Florencia Temperley, en un deliberado tono hospitalario ( en su sentido más desangelado ), alberga en asépticos espacios a esos “nenes” y nenas”dibujados apenas con una línea sutil de tinta o borroneados con carbonilla. Los soportes expresivos, ploteos, fotografías , provenientes del repertorio del diseño y la publicidad, y graffitis, del arte urbano , refuerzan ese carácter distanciado y melancólico con el cual compromete nuestro rol de observadores.
Porque las “criaturas”de Florencia suspenden sus juegos y nos miran.
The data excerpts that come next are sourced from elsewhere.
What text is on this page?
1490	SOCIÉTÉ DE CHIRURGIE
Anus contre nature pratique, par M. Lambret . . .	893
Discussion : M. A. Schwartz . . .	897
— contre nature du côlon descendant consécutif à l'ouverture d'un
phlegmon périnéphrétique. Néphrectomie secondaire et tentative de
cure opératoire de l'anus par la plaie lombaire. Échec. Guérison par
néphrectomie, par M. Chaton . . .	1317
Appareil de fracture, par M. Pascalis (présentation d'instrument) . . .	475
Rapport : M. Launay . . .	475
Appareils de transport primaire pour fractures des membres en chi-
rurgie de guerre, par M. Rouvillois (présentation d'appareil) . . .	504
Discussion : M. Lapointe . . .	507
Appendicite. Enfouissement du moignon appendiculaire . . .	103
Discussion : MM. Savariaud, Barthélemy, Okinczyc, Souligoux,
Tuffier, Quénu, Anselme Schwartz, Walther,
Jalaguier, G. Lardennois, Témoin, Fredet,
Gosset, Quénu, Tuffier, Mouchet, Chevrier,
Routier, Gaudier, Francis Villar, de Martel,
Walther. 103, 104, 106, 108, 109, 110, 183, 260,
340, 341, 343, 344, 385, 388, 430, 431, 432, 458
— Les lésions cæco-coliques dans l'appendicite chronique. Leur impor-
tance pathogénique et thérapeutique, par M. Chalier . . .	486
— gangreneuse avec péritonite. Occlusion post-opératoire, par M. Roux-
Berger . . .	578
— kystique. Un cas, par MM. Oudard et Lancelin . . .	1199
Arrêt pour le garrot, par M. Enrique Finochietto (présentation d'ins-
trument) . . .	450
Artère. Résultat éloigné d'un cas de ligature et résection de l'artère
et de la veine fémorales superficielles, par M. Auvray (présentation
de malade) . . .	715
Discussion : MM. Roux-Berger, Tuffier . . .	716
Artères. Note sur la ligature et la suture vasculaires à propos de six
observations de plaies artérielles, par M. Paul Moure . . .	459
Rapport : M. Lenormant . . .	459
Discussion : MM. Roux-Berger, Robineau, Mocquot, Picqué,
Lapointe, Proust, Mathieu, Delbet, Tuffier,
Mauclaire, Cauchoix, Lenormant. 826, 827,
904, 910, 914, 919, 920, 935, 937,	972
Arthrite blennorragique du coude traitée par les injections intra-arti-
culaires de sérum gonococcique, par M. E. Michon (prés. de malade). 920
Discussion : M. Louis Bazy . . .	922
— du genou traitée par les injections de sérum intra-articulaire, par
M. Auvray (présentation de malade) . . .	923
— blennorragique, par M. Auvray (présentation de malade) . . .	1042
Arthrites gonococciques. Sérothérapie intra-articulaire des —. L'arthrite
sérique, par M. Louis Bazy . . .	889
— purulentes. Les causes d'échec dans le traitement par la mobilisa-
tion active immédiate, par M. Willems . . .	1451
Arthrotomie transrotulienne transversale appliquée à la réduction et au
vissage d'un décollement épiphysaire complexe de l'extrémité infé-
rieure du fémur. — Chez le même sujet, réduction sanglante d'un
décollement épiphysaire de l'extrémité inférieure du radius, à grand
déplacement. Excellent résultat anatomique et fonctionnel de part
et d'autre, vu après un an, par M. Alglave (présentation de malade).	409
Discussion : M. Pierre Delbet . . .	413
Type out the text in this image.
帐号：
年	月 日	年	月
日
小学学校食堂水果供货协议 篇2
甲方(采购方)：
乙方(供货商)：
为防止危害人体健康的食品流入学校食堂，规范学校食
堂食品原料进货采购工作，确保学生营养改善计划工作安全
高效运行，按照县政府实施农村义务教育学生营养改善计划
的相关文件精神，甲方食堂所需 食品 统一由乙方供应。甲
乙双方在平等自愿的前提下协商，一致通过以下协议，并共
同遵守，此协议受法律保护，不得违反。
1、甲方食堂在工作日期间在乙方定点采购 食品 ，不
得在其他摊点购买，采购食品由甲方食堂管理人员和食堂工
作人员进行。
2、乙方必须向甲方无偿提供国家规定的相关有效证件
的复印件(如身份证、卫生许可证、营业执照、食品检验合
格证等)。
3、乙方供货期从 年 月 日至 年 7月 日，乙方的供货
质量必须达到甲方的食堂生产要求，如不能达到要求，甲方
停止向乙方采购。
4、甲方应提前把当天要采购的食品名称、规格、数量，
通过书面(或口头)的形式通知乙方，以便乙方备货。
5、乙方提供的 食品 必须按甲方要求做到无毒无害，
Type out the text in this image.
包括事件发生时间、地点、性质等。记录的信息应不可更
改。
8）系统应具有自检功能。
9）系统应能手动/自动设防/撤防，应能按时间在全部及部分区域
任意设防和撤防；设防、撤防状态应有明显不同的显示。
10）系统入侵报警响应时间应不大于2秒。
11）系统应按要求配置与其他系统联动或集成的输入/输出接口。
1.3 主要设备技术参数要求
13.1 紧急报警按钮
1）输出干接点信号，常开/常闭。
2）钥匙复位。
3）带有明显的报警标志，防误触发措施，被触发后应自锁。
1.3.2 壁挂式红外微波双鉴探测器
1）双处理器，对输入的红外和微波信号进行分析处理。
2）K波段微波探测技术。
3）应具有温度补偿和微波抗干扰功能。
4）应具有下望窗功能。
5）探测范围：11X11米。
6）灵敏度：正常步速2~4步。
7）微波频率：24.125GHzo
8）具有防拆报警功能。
Juegan a no jugar y al cambiar su estatuto son ellos quienes nos someten al más intenso de los cuestionamientos .a la más profunda de las demandas. Hasta sus juguetes parecieran haber sufrido una extraña mutación : la ternura del osito de peluche en violencia de viruta de acero, el color de los globos en luto negro, la hamaca en pura ortopedia ...Hay algo brutal que no concuerda en la diversión forzada de la nariz roja y el perfil de la “vuelta al mundo” con la mirada de esa chica disfrazada de pequeña payasa .Su ámbito ya no es el de una salita rosa, celeste o amarilla sino ese cuarto despojado, carente de puertas y ventanas, sometido al rigor del aislamiento y el silencio...
El árbol blanco (¿ del conocimiento?) que sirve de introducción y epílogo a la muestra-instalación , articulado paródicamente como un artefacto mecánico y acompañado por feroces perros guardianes de alambre quizás no remita al mítico jardín del Edén , al Paraíso Perdido de la infancia , sino a esa otra promesa de felicidad futura que estos chicos ven en los raros juegos de los grandes.
Héctor Medici, Curador

FLORENCIA TEMPERLEY

• Nace el 29 de mayo de 1973 en la ciudad de Buenos Aires, Argentina

• Comienza su carrera artística en el año 2000 en la ciudad de Nueva York donde realizó un postgrado en fotografió y estudios en pintura y dibujo. Continuó sus estudios en Argentina en Centro Cultural Ricardo Rojas.

• Desde el año 2005 realiza clínica de obra con la artista plástica Dolores Casares.

• Ha participado en muestras grupales e individuales en Nueva York y en la ciudad de Buenos Aires.